Il est interdit de consommer de la viande coupée à un animal encore en vie, qu’elle provienne de bétail ou de volatile. Il est d’usage d’interdire également le sang d’un animal encore en vie. Si cependant du sang s’échappe d’entre les dents à cause de la nourriture, celui-ci n’est pas interdit. Un animal mort de façon naturelle est permis par les uns, défendu par les autres qui disent qu’il doit être tué de façon particulière : ils sont d’avis qu’il n’est d’autre façon correcte de tuer un animal à fin de la manger si ce n’est en lui tranchant la gorge. De cette manière la circulation sanguine est interrompue et tout lien entre le cerveau et le coeur est supprimé ce qui fait que l’animal ne ressent plus aucune douleur. Cela est préférable à l’électrochoc, car il arrive que de nombreuses fois l’animal souffre intensément du fait que le choc électrique n’abolit pas la douleur. De plus à travers cette méthode, le foi, les poumons et le reste des entrailles étant en rapport avec l’œsophage et la trachée artère sont interdits à la consommation car considérés comme retirés d’un animal encore vivant. Un animal dont les membres étaient branlants durant sa vie est interdit par les uns, permis par les autres. De la viande provenant d’un animal vivant et cuite avec un autre aliment auquel il communique son goût, rend cet aliment interdit. S’il y a doute au sujet de la provenance de la viande d’un animal vivant ou bien mort certains la permettent. Tous les peuples acceptent l’interdiction de consommer de la viande humaine. A ce principe appartient le devoir de miséricorde à l’égard des animaux : ne pas les faire souffrir, si ce n’est par utilité pour l’homme comme dans le cas des travaux des champs ou d’expériences médicales justifiées, etc...

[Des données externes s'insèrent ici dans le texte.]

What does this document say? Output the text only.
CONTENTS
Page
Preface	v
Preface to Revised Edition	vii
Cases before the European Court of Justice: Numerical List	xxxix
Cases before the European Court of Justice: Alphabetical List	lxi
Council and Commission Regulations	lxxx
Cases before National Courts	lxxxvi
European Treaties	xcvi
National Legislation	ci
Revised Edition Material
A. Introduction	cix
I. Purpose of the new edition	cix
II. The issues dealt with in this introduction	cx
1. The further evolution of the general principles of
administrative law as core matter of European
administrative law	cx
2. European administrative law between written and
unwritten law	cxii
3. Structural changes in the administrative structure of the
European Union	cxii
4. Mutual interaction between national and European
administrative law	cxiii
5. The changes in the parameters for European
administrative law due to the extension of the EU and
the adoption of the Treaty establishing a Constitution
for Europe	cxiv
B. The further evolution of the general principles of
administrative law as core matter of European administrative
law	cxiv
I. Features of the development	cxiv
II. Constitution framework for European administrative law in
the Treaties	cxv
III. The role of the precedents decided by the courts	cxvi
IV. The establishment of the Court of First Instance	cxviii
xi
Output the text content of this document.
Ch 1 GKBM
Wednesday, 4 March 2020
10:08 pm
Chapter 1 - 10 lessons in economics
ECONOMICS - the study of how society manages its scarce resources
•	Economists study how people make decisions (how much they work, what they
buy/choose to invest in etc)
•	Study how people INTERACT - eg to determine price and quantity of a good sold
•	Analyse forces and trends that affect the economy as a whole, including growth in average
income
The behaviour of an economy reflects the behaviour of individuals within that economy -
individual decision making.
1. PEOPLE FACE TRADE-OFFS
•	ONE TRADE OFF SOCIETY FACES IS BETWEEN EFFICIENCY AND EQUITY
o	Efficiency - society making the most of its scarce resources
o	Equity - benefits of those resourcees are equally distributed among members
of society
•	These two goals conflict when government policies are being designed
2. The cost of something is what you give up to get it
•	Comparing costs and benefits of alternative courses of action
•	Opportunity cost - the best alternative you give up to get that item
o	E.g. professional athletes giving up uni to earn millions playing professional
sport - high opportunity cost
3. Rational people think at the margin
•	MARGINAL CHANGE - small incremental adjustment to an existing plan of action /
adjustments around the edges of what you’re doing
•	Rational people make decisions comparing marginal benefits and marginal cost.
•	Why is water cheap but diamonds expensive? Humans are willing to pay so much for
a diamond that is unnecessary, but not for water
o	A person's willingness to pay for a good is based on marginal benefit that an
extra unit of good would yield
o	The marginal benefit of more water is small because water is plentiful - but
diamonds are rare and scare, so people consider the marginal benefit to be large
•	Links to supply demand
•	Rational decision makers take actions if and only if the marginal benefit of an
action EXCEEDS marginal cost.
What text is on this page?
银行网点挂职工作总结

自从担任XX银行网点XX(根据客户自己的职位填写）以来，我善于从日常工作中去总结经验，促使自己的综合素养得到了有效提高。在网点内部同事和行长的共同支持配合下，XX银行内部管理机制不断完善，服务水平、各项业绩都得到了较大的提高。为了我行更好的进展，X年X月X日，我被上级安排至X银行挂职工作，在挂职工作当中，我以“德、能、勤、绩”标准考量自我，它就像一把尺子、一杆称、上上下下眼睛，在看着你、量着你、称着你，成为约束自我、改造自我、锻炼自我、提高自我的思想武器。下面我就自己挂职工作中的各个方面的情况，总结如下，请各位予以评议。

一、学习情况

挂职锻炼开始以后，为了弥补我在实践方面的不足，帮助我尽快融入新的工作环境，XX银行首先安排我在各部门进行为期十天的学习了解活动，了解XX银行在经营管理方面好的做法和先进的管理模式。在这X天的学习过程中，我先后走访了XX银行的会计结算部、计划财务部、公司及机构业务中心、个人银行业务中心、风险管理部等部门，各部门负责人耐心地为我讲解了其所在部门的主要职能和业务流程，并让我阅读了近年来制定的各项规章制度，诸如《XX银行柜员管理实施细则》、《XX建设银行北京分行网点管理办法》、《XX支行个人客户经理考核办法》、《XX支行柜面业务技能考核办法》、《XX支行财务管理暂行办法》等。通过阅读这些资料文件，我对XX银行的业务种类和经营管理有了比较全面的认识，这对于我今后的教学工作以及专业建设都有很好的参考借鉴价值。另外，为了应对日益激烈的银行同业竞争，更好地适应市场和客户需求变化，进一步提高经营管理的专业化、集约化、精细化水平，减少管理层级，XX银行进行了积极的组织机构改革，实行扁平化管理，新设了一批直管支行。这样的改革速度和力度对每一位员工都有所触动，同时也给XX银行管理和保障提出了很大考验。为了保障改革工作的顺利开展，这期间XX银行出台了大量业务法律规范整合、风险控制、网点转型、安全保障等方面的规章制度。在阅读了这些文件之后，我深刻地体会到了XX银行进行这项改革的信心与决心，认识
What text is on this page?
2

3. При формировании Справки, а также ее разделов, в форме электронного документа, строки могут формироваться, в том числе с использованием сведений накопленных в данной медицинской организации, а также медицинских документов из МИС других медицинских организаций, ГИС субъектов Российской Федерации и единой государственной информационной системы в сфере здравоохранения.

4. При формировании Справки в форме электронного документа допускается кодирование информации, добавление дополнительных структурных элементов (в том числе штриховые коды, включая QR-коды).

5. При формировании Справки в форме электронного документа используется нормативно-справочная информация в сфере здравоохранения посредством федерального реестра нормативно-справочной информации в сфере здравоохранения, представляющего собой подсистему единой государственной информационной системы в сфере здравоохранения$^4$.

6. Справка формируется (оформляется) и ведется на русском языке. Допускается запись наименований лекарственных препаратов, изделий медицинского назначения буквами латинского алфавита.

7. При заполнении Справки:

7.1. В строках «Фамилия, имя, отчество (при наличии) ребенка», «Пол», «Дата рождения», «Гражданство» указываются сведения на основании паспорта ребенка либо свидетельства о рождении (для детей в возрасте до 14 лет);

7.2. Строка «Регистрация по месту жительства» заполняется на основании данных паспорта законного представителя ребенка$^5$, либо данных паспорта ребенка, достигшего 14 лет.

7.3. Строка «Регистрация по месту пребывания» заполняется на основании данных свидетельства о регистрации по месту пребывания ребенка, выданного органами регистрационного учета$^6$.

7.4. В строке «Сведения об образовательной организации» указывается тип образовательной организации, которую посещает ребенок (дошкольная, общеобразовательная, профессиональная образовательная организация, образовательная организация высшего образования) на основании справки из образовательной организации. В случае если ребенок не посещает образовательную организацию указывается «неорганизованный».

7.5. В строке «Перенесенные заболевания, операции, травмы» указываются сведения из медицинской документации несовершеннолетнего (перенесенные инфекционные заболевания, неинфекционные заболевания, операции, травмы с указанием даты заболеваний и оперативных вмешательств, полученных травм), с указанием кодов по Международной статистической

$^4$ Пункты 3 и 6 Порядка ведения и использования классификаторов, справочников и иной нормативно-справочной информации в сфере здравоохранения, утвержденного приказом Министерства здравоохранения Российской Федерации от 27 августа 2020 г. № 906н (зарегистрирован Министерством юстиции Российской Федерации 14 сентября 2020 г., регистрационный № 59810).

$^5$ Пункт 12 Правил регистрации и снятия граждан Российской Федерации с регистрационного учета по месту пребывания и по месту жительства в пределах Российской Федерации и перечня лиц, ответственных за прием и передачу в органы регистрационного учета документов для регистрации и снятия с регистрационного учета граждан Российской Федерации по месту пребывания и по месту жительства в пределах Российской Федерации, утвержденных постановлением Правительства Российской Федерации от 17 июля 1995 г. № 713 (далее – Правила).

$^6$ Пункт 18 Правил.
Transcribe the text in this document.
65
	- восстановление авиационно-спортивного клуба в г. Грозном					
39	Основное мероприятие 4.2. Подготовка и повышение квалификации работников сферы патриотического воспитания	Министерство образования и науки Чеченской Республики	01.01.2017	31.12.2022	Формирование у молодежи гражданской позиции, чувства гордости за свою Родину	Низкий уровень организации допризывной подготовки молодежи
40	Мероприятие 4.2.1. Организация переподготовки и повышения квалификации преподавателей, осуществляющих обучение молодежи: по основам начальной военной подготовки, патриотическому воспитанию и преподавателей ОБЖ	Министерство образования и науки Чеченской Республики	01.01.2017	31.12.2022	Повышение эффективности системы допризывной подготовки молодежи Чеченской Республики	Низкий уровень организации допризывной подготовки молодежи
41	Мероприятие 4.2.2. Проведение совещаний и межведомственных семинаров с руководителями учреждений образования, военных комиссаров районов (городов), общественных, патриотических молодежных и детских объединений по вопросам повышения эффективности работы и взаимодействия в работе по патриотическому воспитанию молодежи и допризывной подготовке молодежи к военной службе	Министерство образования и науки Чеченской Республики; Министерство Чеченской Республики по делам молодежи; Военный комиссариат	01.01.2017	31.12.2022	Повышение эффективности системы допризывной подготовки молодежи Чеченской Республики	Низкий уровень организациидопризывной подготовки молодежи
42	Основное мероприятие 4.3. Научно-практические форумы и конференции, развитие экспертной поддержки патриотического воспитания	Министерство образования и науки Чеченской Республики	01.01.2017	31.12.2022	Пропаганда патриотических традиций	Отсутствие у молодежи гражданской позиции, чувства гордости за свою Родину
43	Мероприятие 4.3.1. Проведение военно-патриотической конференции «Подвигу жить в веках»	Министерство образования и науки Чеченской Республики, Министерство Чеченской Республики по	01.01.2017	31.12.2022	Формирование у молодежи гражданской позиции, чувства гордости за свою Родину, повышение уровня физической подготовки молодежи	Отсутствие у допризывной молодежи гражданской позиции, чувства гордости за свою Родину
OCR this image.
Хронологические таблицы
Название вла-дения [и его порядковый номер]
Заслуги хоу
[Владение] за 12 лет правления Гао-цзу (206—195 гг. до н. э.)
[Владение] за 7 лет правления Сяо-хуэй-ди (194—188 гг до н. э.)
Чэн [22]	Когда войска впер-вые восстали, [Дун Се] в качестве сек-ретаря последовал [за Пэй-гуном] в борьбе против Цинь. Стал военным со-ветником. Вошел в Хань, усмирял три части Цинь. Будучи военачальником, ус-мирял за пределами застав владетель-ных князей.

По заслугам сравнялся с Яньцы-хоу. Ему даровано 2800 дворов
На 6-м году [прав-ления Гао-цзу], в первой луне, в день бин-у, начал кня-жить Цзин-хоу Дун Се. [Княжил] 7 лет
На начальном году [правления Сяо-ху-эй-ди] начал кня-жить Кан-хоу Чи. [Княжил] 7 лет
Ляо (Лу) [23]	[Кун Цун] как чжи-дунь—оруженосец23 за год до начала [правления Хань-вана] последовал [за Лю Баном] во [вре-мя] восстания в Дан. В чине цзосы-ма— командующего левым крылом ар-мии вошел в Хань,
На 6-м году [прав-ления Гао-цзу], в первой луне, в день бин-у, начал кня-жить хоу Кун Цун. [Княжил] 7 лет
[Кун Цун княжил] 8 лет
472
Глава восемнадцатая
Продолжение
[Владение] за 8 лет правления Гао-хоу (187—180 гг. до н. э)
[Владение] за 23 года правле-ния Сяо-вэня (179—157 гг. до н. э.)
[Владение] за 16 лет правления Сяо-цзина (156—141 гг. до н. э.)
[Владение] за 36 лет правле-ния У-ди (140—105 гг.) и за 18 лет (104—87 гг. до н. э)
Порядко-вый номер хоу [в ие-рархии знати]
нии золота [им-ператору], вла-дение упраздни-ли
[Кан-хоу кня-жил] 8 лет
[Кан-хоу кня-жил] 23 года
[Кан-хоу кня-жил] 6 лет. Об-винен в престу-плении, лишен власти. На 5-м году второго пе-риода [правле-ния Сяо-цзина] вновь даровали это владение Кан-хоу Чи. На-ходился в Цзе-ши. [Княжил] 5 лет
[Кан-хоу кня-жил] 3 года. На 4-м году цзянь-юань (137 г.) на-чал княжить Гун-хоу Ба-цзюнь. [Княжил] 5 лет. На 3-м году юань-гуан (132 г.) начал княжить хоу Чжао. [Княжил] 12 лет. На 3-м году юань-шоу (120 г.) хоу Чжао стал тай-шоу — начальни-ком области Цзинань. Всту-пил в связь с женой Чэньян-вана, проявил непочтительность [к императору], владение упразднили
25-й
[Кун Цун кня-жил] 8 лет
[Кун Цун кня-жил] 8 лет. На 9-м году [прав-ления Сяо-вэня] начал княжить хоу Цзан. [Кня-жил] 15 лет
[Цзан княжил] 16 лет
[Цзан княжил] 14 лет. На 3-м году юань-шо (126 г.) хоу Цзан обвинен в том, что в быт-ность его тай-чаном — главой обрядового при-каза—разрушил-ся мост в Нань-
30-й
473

5. Interdiction de blasphémer.
Il est interdit d’injurier D. ou de dire des choses dédaigneuses à son égard. Dans ce principe est compris le respect dû à l’enseignement divin et aux livres qui la contiennent. Il est interdit à l’homme de fonder une religion nouvelle, particulièrement lorsqu’il prétend l’avoir reçue de D. ; il émet alors de fausses prophéties, ce qui est strictement défendu. Il est ordonné à chacun d’étudier les commandements qui lui sont assignés, c’est-à-dire les sept commandements avec leurs particularités, ainsi que le reste des devoirs qui incombent à chaque individu. Parallèlement à cela, il est interdit d’étudier certaines parties de la Torah particulières à Israël.
Il est défendu à l’homme de voler quoi que ce soit à son prochain, même si ce n’est que de valeur insigne ; de toute chose en fait dont le propriétaire prend soin et sur quoi il veille.
C’est un commandement que de ne pas différer le paiement du salarié (afin de l’exploiter.) De même est-il défendu au salarié de manger ce dont il s’occupe sans autorisation du propriétaire à moins que la loi ou le contrat de travail ne le permette. Il est également interdit de soustraire des droits de douane ou des taxes à l’État ; de nuire aux biens et au corps d’autrui ; d’exploiter frauduleusement une affaire commerciale ; la justice divine condamnant de telles actions. L’emprunteur doit payer les dommages causés au débiteur. On n’est cependant pas obligés de rendre un objet trouvé à moins que la loi de l’État ne l’exige. Lorsqu’un pays en conquiert un autre lors d’une guerre, le butin acquis selon les lois de la guerre reste au conquérant, il n’est pas considéré comme vol et ne doit pas être rendu. Il est interdit de convoiter les biens d’autrui comme de réfléchir au moyen de se procurer des biens de façon interdite. Le principe de l’interdit du vol inclut la défense d’étudier les parties de l’enseignements destinés à Israël uniquement.
7. L’obligation de rendre justice.
Il faut nommer des juges qui jugent la communauté dans toutes les affaires de droit civil, et lui imposent l’observance des sept commandements. Rendre justice est une obligation pour tous les hommes du fait que tous ont des devoirs communautaires. Les juges doivent rendre justice à l’aide de lois intègres composées dans le pays même. Certains sont d’avis qu’il faut juger selon les lois de la Torah d’Israël. Il est interdit à un juge de se laisser soudoyer ou de faire pencher un jugement d’un côté ou d’un autre. Chacun doit s’adresser au tribunal et non pas faire justice lui-même. Au principe de cet interdit est ajouté la défense d’observer le chabbath.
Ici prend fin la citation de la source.